Major forecasters including ING, Scotiabank, and Goldman Sachs have projected gradual euro strength through 2026, with EUR/USD reaching 1.22–1.24 by year-end. However, those forecasts were issued before the current escalation in the Middle East. If the conflict persists or intensifies, European currencies could remain under pressure for weeks or months.

What Central Banks and Analysts Are Watching

The consensus among central banks and economists entering 2026 was for continued dollar weakness, driven by Fed rate cuts and narrowing yield differentials. Morgan Stanley projected the DXY could fall to 94 in the second quarter before recovering to 100 by year-end, while Deutsche Bank and ABN AMRO expected a 3% decline over the full year.

Those forecasts now face a critical test. Geopolitical shocks have historically caused sharp, temporary dollar rallies, but sustained strength requires either a meaningful shift in monetary policy expectations or a prolonged period of global risk aversion. The coming weeks will clarify whether the current rally is a short-term flight to safety or the beginning of a more durable rebound.

Oil, Inflation, and the Fed's Next Move

Rising crude prices—currently elevated due to supply concerns tied to the Iran conflict—are feeding global inflation fears and complicating the Fed's policy calculus. While the February jobs report increases pressure for rate cuts, persistent inflation could force the central bank to prioritize price stability over labor market weakness.

For the United Arab Emirates, higher oil prices are a net positive for fiscal revenues, but they also raise the cost of living for residents and increase input costs for non-energy sectors. For imports priced in non-dollar currencies, the stronger dollar compounds these effects by making those goods more expensive in dirham terms as the euro, pound, and other currencies weaken against the pegged dirham-dollar pair.

Outlook: Volatility Likely to Persist

Most analysts still expect the dollar to weaken gradually through 2026 as the Fed resumes rate cuts and global growth improves.
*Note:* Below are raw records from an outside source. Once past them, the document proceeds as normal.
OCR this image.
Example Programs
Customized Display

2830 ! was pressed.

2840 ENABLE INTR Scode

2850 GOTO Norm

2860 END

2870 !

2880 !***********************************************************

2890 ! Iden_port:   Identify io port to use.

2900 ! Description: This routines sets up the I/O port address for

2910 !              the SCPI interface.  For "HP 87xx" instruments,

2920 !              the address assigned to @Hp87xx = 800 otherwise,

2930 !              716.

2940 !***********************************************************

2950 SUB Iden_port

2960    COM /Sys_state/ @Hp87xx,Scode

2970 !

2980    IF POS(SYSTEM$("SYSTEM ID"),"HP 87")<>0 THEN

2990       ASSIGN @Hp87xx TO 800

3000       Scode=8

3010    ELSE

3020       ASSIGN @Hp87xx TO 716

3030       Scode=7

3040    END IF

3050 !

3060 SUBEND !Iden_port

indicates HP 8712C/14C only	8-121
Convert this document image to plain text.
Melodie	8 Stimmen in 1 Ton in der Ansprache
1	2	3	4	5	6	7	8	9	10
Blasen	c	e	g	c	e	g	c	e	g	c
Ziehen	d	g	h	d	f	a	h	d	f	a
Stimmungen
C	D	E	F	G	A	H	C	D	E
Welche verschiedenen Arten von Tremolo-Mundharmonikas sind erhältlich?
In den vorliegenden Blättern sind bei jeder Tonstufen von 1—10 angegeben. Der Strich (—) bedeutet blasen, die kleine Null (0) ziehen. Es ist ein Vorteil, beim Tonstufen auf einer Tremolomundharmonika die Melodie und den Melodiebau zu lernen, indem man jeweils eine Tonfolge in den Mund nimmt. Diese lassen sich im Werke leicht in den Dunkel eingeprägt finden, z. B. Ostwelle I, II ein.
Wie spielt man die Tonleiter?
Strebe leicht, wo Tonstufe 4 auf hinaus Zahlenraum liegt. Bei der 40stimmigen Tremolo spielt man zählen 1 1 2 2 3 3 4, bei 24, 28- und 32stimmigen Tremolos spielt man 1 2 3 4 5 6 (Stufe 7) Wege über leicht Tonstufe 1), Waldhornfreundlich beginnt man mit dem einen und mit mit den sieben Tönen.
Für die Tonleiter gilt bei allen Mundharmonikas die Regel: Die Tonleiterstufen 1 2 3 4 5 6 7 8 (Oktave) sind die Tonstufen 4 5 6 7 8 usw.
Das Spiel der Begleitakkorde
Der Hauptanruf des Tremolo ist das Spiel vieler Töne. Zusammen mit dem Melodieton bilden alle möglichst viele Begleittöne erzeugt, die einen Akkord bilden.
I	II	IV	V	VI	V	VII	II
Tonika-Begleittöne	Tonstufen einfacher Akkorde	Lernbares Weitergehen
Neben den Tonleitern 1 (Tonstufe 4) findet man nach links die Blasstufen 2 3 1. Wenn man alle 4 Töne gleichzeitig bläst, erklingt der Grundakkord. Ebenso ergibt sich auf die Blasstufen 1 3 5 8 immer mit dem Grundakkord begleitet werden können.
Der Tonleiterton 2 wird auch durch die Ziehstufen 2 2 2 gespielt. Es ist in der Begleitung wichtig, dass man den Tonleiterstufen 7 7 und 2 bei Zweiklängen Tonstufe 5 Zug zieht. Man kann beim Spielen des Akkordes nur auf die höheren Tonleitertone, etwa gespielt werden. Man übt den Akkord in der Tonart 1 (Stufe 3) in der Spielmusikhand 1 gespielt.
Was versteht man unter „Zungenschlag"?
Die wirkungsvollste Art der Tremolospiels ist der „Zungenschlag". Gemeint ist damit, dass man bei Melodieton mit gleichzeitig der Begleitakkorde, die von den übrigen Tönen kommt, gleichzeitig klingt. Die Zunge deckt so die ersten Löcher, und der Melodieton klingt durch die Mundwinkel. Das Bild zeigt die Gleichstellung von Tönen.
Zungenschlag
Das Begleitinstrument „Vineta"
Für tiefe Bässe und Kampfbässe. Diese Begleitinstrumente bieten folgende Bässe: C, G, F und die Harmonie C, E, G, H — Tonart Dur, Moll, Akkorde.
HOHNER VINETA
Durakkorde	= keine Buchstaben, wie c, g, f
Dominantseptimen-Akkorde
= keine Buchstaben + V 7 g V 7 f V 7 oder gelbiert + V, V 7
The International Monetary Fund projects modest global growth acceleration in 2026, which typically reduces safe-haven demand. However, the current environment presents clear risks to that baseline view. Rebounds are considered likely, particularly in the second quarter of 2026, if inflation surprises to the upside or if geopolitical tensions spread beyond the Middle East.

For United Arab Emirates residents and businesses, the practical takeaway is straightforward: the dollar's recent strength may prove transient, but the forces driving it—geopolitical instability, inflation risk, and interest rate uncertainty—are unlikely to dissipate quickly. While the dirham peg shields you from direct currency exposure to the dollar, managing exposure to non-dollar imports, international remittances, and emerging market investments remains essential in an environment where volatility has become the norm.